The proportion of patients randomised but not transfused ranged from 2 to 73% across the 8 studies reporting this information. Four studies analysed patients according to the allocated treatment group, one study analysed patients according to the product they received, and one study excluded patients who had received the wrong product from analysis. The other 4 studies did not report protocol deviations.
Post-operative infection.
The reduction in post-operative infection with leukoreduced transfusion compared with non-leukoreduced transfusion was not statistically significant for all patients randomised (n=3,073; RR 0.76, 95% CI: 0.54, 1.08), but was statistically significant for transfused patients (n=2,358; RR 0.60, 95% CI: 0.38, 0.93).

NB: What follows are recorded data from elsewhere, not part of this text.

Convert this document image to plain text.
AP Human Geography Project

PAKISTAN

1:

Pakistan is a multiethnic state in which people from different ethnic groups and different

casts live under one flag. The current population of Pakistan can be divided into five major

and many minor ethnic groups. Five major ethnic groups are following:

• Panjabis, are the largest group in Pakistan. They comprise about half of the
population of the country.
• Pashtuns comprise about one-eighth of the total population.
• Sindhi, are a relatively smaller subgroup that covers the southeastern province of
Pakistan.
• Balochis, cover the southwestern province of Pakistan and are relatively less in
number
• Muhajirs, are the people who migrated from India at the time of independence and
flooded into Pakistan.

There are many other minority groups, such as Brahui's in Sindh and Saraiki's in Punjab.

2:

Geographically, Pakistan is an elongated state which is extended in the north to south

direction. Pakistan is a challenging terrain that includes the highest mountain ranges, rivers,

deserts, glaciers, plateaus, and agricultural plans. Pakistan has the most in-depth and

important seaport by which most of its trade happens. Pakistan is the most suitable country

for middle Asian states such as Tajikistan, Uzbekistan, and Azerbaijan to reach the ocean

Post-operative infection was statistically significantly reduced with a bedside filter for all patients randomised (RR 0.38, 95% CI: 0.26, 0.54), for transfused patients (RR 0.19, 95% CI: 0.06, 0.58), for all cardiac patients randomised (RR 0.82, 95% CI: 0.63, 1.00) and for transfused cardiac patients (RR 0.77, 95% CI: 0.61, 0.97). There was no statistically significant difference between leukoreduction using pre- or post-storage filters and non-leukoreduced transfusion.
Mortality.
Mortality was not statistically significantly reduced with leukoreduced transfusion for all patients randomised (n=5,597; RR 0.71, 95% CI: 0.45, 1.13) or for transfused patients (RR 0.61, 95% CI: 0.36, 1.04).
Cancer recurrence (1 study, n=not reported). Based on 1 study, there was no statistically significant difference between leukoreduced transfusion and non-leukoreduced transfusion in cancer recurrence for all patients randomised (27.9% versus 27.8%, P>0.05) or for transfused patients (28.4% versus 31.2%, P>0.05).